Além de me fazer conhecer outras romancistas negras brasileiras, no que tange à Água funda, a tese de Miranda foi primordial para despertar o meu interesse crítico, principalmente ao analisar a presença do povo no discurso narrativo do romance, ponto fulcral da minha atual pesquisa. Além disso, Miranda também reflete sobre dinâmicas e impasses da nação, advindos de fatores raciais, sociais e de gênero.
Em resumo, depois desse encontro propiciado pelo trabalho de Miranda, reli o romance, pontuando o que queria analisar e, por fim, escrevi o projeto de mestrado. Ingresso no Programa de Pós-graduação em Literatura Brasileira do DLCV-USP em 2022, onde estou até hoje, sob orientação da Profa. Dra. Simone Rossinetti Rufinoni.
Qual é o meu interesse crítico?
Apesar da recepção calorosa na época de seu lançamento, e do rápido esgotamento do número de exemplares, Água funda ainda possui escassa fortuna crítica. Tal cenário vislumbra uma mudança, sobretudo depois da publicação da 3ª edição do romance em 2018, pela Editora 34, mas não só: a obra é leitura obrigatória da FUVEST 2025 e 2026. Na verdade, o alcance cada vez maior que a obra de Ruth Guimarães tem tido muito se deve à fundação do Instituto Ruth Guimarães, em 2019, gerido pelos seus filhos, Júnia Botelho e Joaquim Maria Botelho. Além de divulgar as pesquisas em torno da escritora e intelectual valeparaibana, a instituição constantemente tem negociado reedições de títulos antigos e lançamentos de novos, promovendo cursos, palestras e encontros sobre a obra da autora, possibilitando o conhecimento das outras facetas de Ruth: a poeta, a tradutora, a folclorista, a cronista, a contista, a mãe, a bruxa, etc. No final de 2023, por exemplo, participei do lançamento da coletânea de crônicas Marinheira no mundo, publicado pela Primavera Editorial.
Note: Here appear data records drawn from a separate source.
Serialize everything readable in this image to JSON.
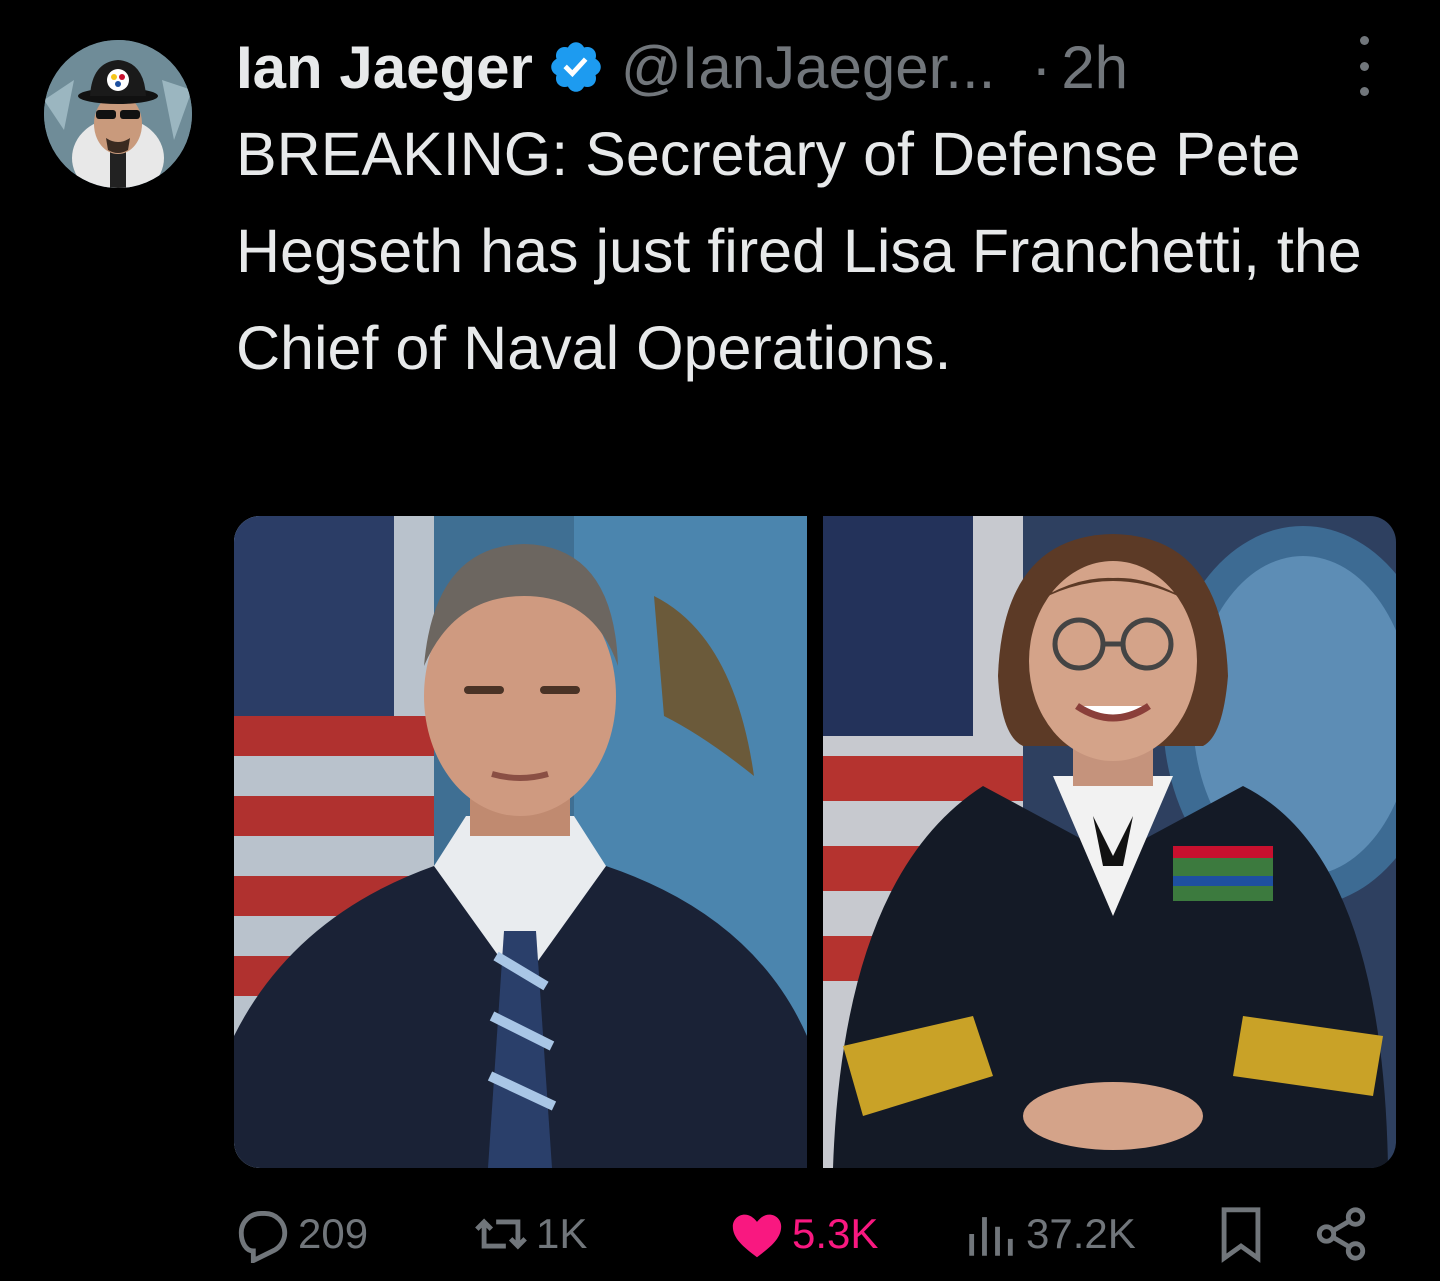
{
  "author": {
    "name": "Ian Jaeger",
    "handle": "@IanJaeger...",
    "time_separator": "·",
    "time": "2h",
    "avatar_icon": "profile-photo-man-with-cap",
    "verified_icon": "verified-badge-icon",
    "verified_color": "#1d9bf0"
  },
  "tweet": {
    "text": "BREAKING: Secretary of Defense Pete Hegseth has just fired Lisa Franchetti, the Chief of Naval Operations."
  },
  "media": {
    "left_photo_icon": "portrait-man-in-suit",
    "right_photo_icon": "portrait-woman-in-navy-uniform"
  },
  "actions": {
    "replies": "209",
    "reposts": "1K",
    "likes": "5.3K",
    "views": "37.2K",
    "like_color": "#f91880",
    "muted_color": "#71767b"
  }
}
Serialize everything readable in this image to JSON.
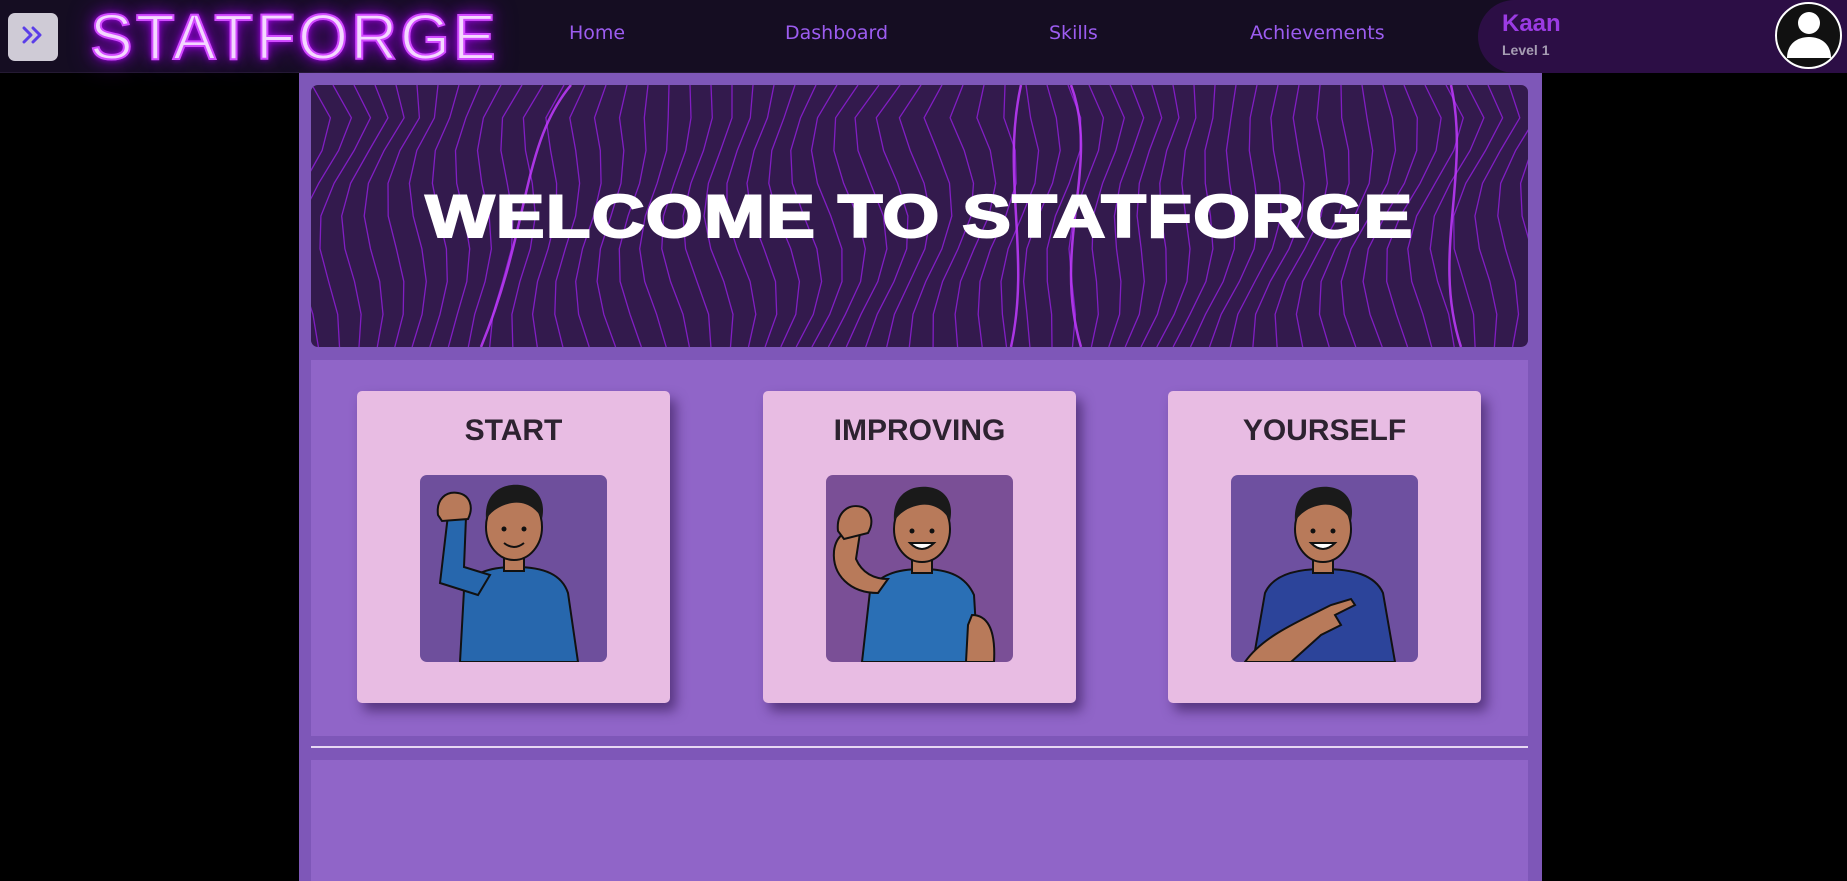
{
  "header": {
    "logo_text": "STATFORGE",
    "nav": {
      "home": "Home",
      "dashboard": "Dashboard",
      "skills": "Skills",
      "achievements": "Achievements"
    },
    "user": {
      "name": "Kaan",
      "level": "Level 1"
    },
    "icons": {
      "expand": "double-chevron-right-icon",
      "avatar": "user-silhouette-icon"
    }
  },
  "hero": {
    "title": "WELCOME TO STATFORGE"
  },
  "cards": [
    {
      "title": "START",
      "illustration": "man-raising-fist"
    },
    {
      "title": "IMPROVING",
      "illustration": "man-flexing-bicep"
    },
    {
      "title": "YOURSELF",
      "illustration": "man-pointing-at-self"
    }
  ],
  "colors": {
    "accent": "#9c5cf0",
    "neon_logo": "#d14bff",
    "background": "#000000",
    "topbar": "#150d22",
    "main_panel": "#7e57b8",
    "card_panel": "#9065c8",
    "card": "#e8bce3"
  }
}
Além das resenhas da época de lançamento, destacando-se a de Antônio Candido, antes da tese de Miranda, as principais contribuições (e as que eu mais utilizo na minha pesquisa) aos estudos sobre Água funda são: a dissertação de Ana Paula Marques Cianni de Oliveira, intitulada “Um mergulho em Água funda e suas distintas vertentes” (2011); o ensaio “”Récit et Prophétie chez Ruth Guimarães” (2004), de Alckmar Luiz dos Santos; o artigo “Vestígios da tragédia grega” (2018), de Jeane Lucas. Atualmente, deve haver outros pesquisadores que colaboram com os estudos ruthianos – se me permitem o termo -, sendo do meu conhecimento principalmente Cecília Silva Furquim Marinho (USP), Arman Neto (UFRJ) e Sérgio Carvalho Portilho (Universidade Federal de Viçosa).
Em relação às motivações advindas exclusivamente do texto literário, aquilo que mais me interessa é o discurso narrativo. O tom de prosa fiada, sugerindo uma narrativa aparentemente simples, camufla uma composição deliberadamente complexa, conforme pontua Candido no prefácio da 2ª edição, em 2003. A voz narrativa performa um contador de histórias tradicional: reúne as experiências e os saberes do coletivo, interpreta causos individuais e os passa adiante, de modo a perpetuar a história e a tradição de um lugar, tal qual um griot. Simultaneamente, apresenta traços de um narrador moderno, pois, apesar de sempre privilegiar as vozes do povo, faz a singularidade de sua voz ser notada, sobretudo quando: contesta o que o povo diz e refuta o jugo popular; tensiona o fatalismo caipira ao sugerir que, quiçá, o infortúnio de Sinhá Carolina não seja só fruto de suas próprias ações, da mesma forma que a errância de Joca já estava pré-determinada concomitantemente por circunstâncias místicas, sociais e históricas.
Contando a história de Olhos D’Água ao “moço”, é como se o narrador abrisse, ainda que desconfiadamente, o mundo fechado daquela comunidade rural a alguém “de fora”, de modo a encarnar um dilema imposto ao caipira do início do século XX: a necessidade de ajustar seus meios de subsistência, suas formas de organização e suas concepções de mundo ante a emergência do mundo urbanizado e moderno, que, por sua vez, traz uma novidade superficial, dado que apenas reconfigura estruturas antigas (escravocratas e patriarcais) de poder. É dessa condição que surgem as constantes oscilações do narrador diante das tragédias das personagens: “Pode ser e pode não ser” ou “Não sei… Deus sabe o que faz e a gente não sabe o que diz.”. E é isso que também esconde a metáfora que intitula o romance:
A gente passa nessa vida, como canoa em água funda. Passa. A água bole um pouco. E depois não fica mais nada.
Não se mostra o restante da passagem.